5. Apparatus as claimed in claim 4, in which adjacent pairs of rollers are arranged at right angles to each other.

6. Apparatus as claimed in any of claims 2 to 5, in which a lay plate and closing die are disposed at the entrance to the or each rotating compactor unit.

7. Apparatus as claimed in any of claims 2 to 6, in which a double twist unit is disposed downstream of the, or the last, rotating compactor unit. '

8. Apparatus as claimed in claim 7, in which the double twist unit comprises a bow, final return pulley, cradle and final compaction unit.

9. Apparatus for manufacturing a twisted and compacted strand substantially as hereinbefore described with reference to figures 1, 2a, 2b, 2c, 3a, 3b, 4a and 4b or to Figures 5a, 5b, 5c and 6 of the accompanying drawings.

10. A method of manufacturing a twisted and compacted strand comprising a plurality of individual wires including the steps of arranging individual wires into layers and twisting and compacting sequential layers of individual wires.

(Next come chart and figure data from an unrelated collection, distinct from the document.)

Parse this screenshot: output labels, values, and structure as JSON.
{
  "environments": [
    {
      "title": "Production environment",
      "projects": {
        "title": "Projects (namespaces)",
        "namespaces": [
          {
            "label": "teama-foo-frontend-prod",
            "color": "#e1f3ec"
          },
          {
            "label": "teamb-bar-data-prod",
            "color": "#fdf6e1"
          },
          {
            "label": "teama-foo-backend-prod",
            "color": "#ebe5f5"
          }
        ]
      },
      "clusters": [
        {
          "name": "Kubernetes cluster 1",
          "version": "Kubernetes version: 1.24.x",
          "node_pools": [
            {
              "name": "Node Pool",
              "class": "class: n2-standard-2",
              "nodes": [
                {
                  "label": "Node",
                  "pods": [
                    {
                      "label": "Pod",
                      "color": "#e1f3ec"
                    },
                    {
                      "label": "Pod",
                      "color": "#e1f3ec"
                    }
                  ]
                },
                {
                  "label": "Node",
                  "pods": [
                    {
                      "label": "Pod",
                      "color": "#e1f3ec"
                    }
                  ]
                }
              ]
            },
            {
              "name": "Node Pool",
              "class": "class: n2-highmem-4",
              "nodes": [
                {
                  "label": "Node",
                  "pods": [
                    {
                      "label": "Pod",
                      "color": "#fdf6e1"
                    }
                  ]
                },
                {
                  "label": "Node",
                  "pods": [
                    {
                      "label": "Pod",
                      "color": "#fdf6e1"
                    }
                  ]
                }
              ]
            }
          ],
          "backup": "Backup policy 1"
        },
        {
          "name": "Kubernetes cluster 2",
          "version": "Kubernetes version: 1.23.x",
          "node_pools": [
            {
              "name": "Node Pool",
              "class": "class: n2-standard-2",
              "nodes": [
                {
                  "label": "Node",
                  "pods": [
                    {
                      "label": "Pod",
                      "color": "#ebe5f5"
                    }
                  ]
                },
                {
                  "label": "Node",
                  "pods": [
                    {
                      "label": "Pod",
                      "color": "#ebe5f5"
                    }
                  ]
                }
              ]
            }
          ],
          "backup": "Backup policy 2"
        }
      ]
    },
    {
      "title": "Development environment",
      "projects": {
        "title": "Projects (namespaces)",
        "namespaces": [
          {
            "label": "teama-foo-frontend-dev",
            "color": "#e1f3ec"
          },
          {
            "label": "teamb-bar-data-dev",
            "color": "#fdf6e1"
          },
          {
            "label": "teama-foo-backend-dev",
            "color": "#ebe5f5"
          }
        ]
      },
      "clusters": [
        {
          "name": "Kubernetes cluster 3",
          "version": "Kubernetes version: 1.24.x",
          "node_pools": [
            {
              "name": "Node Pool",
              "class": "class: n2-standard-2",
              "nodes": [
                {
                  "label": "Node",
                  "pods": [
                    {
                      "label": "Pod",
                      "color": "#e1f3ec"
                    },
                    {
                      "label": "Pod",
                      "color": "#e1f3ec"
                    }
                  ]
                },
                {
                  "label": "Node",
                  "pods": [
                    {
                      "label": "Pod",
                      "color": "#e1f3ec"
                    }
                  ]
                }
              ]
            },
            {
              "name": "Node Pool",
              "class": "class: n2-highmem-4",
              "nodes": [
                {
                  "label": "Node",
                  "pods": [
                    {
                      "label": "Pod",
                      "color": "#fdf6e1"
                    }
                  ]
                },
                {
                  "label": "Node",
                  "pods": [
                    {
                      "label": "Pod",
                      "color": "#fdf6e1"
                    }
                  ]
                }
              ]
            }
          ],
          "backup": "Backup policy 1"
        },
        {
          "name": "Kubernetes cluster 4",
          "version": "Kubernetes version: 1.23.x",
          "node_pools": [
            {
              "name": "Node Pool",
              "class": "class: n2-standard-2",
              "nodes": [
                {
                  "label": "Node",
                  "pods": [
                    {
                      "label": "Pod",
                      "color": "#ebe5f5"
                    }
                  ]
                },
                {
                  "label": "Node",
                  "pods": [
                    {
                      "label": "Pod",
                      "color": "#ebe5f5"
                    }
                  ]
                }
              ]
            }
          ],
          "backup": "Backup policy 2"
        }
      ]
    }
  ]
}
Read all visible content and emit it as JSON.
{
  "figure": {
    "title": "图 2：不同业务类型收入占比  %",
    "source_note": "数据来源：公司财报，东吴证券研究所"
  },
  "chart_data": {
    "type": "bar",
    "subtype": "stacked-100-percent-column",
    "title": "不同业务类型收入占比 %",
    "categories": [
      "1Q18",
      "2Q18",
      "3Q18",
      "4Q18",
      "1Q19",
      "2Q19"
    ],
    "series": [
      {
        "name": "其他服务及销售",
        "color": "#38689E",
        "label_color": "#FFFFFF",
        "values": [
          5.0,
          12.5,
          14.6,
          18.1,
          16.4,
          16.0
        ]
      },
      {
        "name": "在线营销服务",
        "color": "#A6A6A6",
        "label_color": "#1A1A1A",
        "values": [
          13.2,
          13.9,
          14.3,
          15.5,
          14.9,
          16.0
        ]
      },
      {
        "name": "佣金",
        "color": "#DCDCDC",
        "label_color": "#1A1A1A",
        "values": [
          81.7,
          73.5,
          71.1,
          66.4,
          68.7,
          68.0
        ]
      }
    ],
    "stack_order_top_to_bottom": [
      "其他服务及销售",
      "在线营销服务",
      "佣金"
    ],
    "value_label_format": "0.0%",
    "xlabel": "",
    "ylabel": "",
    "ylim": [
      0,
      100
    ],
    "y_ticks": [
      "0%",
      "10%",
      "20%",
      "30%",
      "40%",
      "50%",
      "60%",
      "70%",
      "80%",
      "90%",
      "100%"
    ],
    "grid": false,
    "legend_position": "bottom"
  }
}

11. A method as claimed in claim 10, in which the means for twisting and compacting comprises at least one rotating compactor unit and a double twist unit comprising a bow is disposed downstream of the, or the last, compactor unit, the speed of rotation of the or each rotating compactor unit being approximately twice that of the bow.

12. A method of manufacturing a twisted and compacted strand substantially as hereinbefore described with reference to figures 1,-2a, 20, 2c, 3a, 3b, 4a and 4b or to Figures 5a, 5b, 5c and 6 of the accompanying drawings.